November 2024

The hours of daylight are shorter, and the cooler temperatures remind us winter is ahead. It’s November, and we’ve now reached the time of year in which many people try to take things a bit slower and reflect on the upcoming holiday season, continue traditions begun years ago, and recall fond memories of time spent with family.

If you think back to your elementary school history lessons, you may recall the first Thanksgiving was held in 1621 in Plymouth, Massachusetts. At that time, colonists from England and the Wampanoag people gathered to share an autumn harvest feast. Various celebrations of thankfulness were held throughout our newly developing country for the next two centuries, until Abraham Lincoln officially declared Thanksgiving a national holiday in the United States in 1863.

Traditionally, the Thanksgiving holiday (and the days and weeks surrounding it) has been a time to give thanks to God for all He has done: providing the rain to bring forth a harvest; keeping our family healthy throughout the year; restoring health after an extended illness; bringing a new job or new friendship into our lives; guiding us through a troubling situation; or the continued joy of the gift of our individual community of family, friends, neighbors, and church family surrounding and supporting us.

Despite life’s sadnesses and the difficult circumstances we each encounter on an ongoing basis, there are so many things for which to be thankful. The Lord has blessed us all richly.

For this month’s ministry theme, we asked Pastor Bill Yonker to share some thoughts about thankfulness and gratitude. Pastor Yonker is the Senior Pastor at Immanuel Lutheran Church in East Dundee, Illinois. He has served at Immanuel for 30 years.

Colossians 2:6-7 is a selection from scripture Pastor Yonker would consider to be a “go-to” in reference to thankfulness for God’s many gifts: So then, just as you received Christ Jesus as Lord, continue to live your lives in him, rooted and built up in him, strengthened in the faith as you were taught, and overflowing with thankfulness.

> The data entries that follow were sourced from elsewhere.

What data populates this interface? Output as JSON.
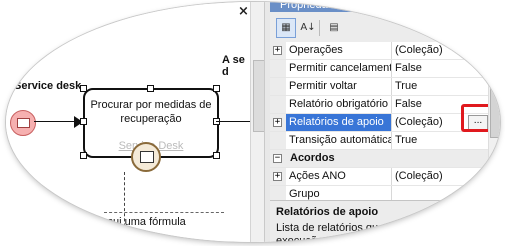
{
  "canvas": {
    "close_glyph": "×",
    "lane_label": "Service desk",
    "right_label": "A se\nd",
    "task_title": "Procurar por medidas de recuperação",
    "task_subtitle": "Service Desk",
    "note_text": "ssui uma fórmula"
  },
  "panel": {
    "title": "Propriedades",
    "toolbar": {
      "categorized_icon": "categorized-icon",
      "sort_icon": "sort-alphabetical-icon",
      "pages_icon": "property-pages-icon"
    },
    "rows": [
      {
        "type": "prop",
        "expandable": true,
        "name": "Operações",
        "value": "(Coleção)"
      },
      {
        "type": "prop",
        "expandable": false,
        "name": "Permitir cancelamento",
        "value": "False"
      },
      {
        "type": "prop",
        "expandable": false,
        "name": "Permitir voltar",
        "value": "True"
      },
      {
        "type": "prop",
        "expandable": false,
        "name": "Relatório obrigatório",
        "value": "False"
      },
      {
        "type": "prop",
        "expandable": true,
        "selected": true,
        "name": "Relatórios de apoio",
        "value": "(Coleção)"
      },
      {
        "type": "prop",
        "expandable": false,
        "name": "Transição automática",
        "value": "True"
      },
      {
        "type": "category",
        "name": "Acordos"
      },
      {
        "type": "prop",
        "expandable": true,
        "name": "Ações ANO",
        "value": "(Coleção)"
      },
      {
        "type": "prop",
        "expandable": false,
        "name": "Grupo",
        "value": ""
      }
    ],
    "ellipsis_label": "...",
    "description": {
      "title": "Relatórios de apoio",
      "text": "Lista de relatórios que ser... apoio na execução..."
    }
  },
  "colors": {
    "selection": "#3875d7",
    "highlight_box": "#e0191e",
    "title_bar": "#6a8fc7"
  }
}
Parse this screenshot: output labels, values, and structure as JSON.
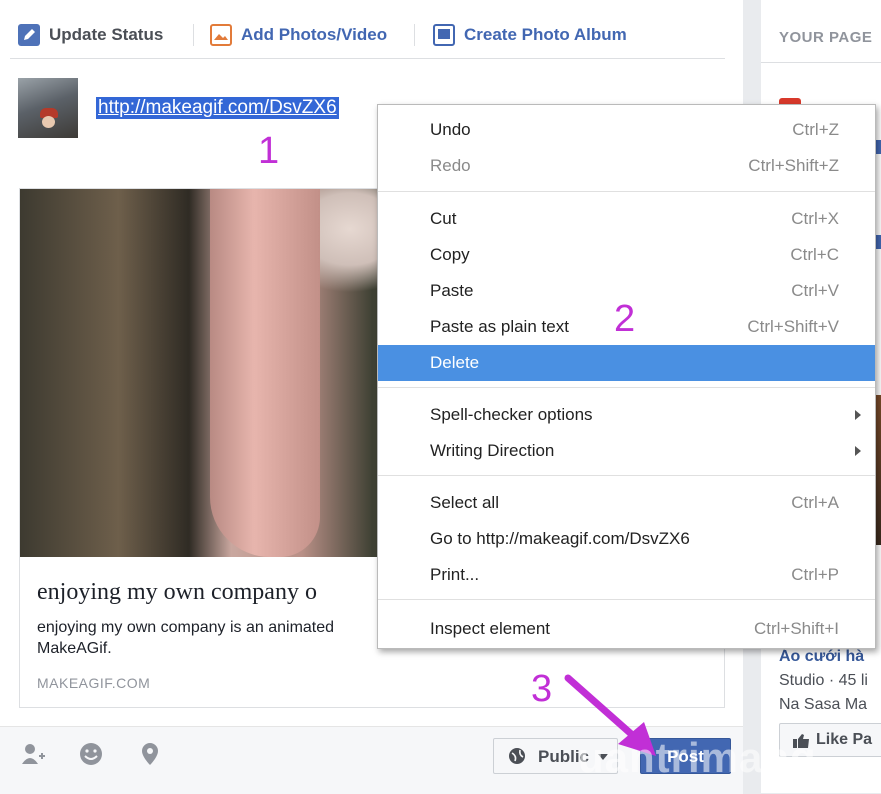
{
  "tabs": [
    {
      "label": "Update Status"
    },
    {
      "label": "Add Photos/Video"
    },
    {
      "label": "Create Photo Album"
    }
  ],
  "composer": {
    "url_text": "http://makeagif.com/DsvZX6"
  },
  "link_preview": {
    "title": "enjoying my own company o",
    "description": "enjoying my own company is an animated",
    "description_line2": "MakeAGif.",
    "domain": "MAKEAGIF.COM"
  },
  "bottom": {
    "privacy_label": "Public",
    "post_label": "Post"
  },
  "right_column": {
    "header": "YOUR PAGE",
    "card_title": "Áo cưới hà",
    "card_meta": "Studio · 45 li",
    "card_name": "Na Sasa Ma",
    "like_button": "Like Pa"
  },
  "context_menu": {
    "items": [
      {
        "label": "Undo",
        "shortcut": "Ctrl+Z"
      },
      {
        "label": "Redo",
        "shortcut": "Ctrl+Shift+Z"
      },
      {
        "label": "Cut",
        "shortcut": "Ctrl+X"
      },
      {
        "label": "Copy",
        "shortcut": "Ctrl+C"
      },
      {
        "label": "Paste",
        "shortcut": "Ctrl+V"
      },
      {
        "label": "Paste as plain text",
        "shortcut": "Ctrl+Shift+V"
      },
      {
        "label": "Delete",
        "shortcut": ""
      },
      {
        "label": "Spell-checker options",
        "shortcut": ""
      },
      {
        "label": "Writing Direction",
        "shortcut": ""
      },
      {
        "label": "Select all",
        "shortcut": "Ctrl+A"
      },
      {
        "label": "Go to http://makeagif.com/DsvZX6",
        "shortcut": ""
      },
      {
        "label": "Print...",
        "shortcut": "Ctrl+P"
      },
      {
        "label": "Inspect element",
        "shortcut": "Ctrl+Shift+I"
      }
    ]
  },
  "annotations": {
    "step1": "1",
    "step2": "2",
    "step3": "3",
    "annotation_color": "#c12fd6"
  },
  "watermark": "uantrimang",
  "colors": {
    "accent_blue": "#4267b2",
    "menu_highlight": "#4a90e2"
  }
}
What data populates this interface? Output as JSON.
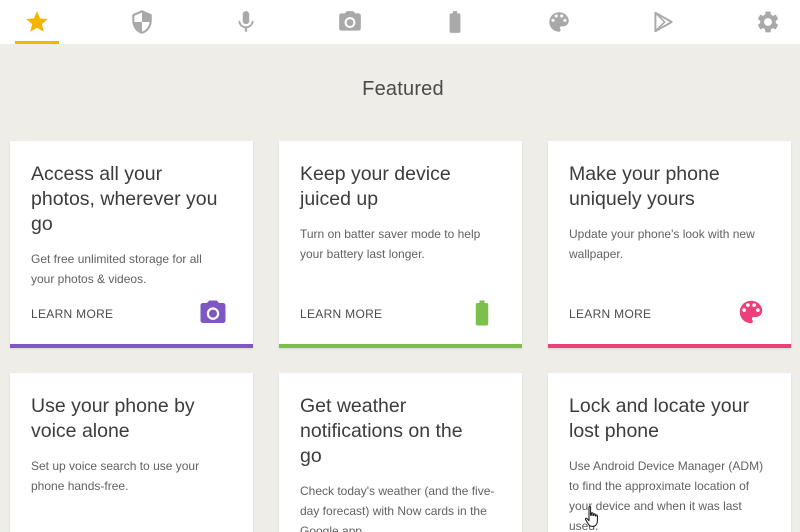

When asked what the words “gratitude” and “thankfulness” mean, Pastor Yonker replied, “Gratitude and thankfulness are an attitude, followed by actions, leading to a lifestyle. Because ‘every good and perfect thing comes from our heavenly Father’ and because ‘his mercies are new every morning,’ I try to offer thanks regularly and often and also to live in the actions, posture, and attitude of gratitude.”

Pastor Yonker is thankful to the Lord for many blessings in his own personal life, including knowing Jesus’ love and forgiveness, acceptance and welcome into His family through Jesus, in addition to having a devoted-to-Jesus wife, children, and grandchildren.

He is grateful to be a part of a congregation in a church body that steadfastly adheres to the inerrant, infallible, inspired Word of God and our Lutheran Confessions. He appreciates having colleagues in agreement and fellowship with this true understanding. He also added that he is thankful for the LCMS Northern Illinois District leadership as we are collectively “guided and led by Bible-based confessional people who both understand our mission and promote it.”

In regard to how he responds in thankfulness and gratitude for all of those things listed above, he explained that he expresses gratitude to the Lord through personal prayer, but that he also certainly tries to follow through by offering physical means of support for the one(s) for whom, and to whom, he is grateful – offering help, love, and support in response to the blessings he has been given.

Pastor Yonker also mentioned that some of the best encouragement offered to him is from the explanation to the first article of the Apostle’s Creed in Luther’s Small Catechism: “All this He does only out of fatherly, divine goodness and mercy, without any merit or worthiness in me. For all this it is my duty to thank and praise, serve and obey Him.” Indeed, everything we have been given is from the Lord. We have not and cannot do anything to earn or deserve any of those blessings. We can only respond with thankfulness and praise.

Thanks be to God for all of our blessings received on a daily basis. We give thanks for our District’s dedicated pastors, teachers, DCEs, and others, serving the Church and serving the people of the many communities of the Northern Illinois District. We are grateful for faithful congregants who bring up their children and grandchildren in the faith and share the love of Jesus with those around them through their words and deeds. We are humbled by the Lord’s gift of grace and salvation offered to each of us through the death and resurrection of His Son. May we each live in gratitude for all these things throughout this particular season of thanksgiving and in each day of our lives.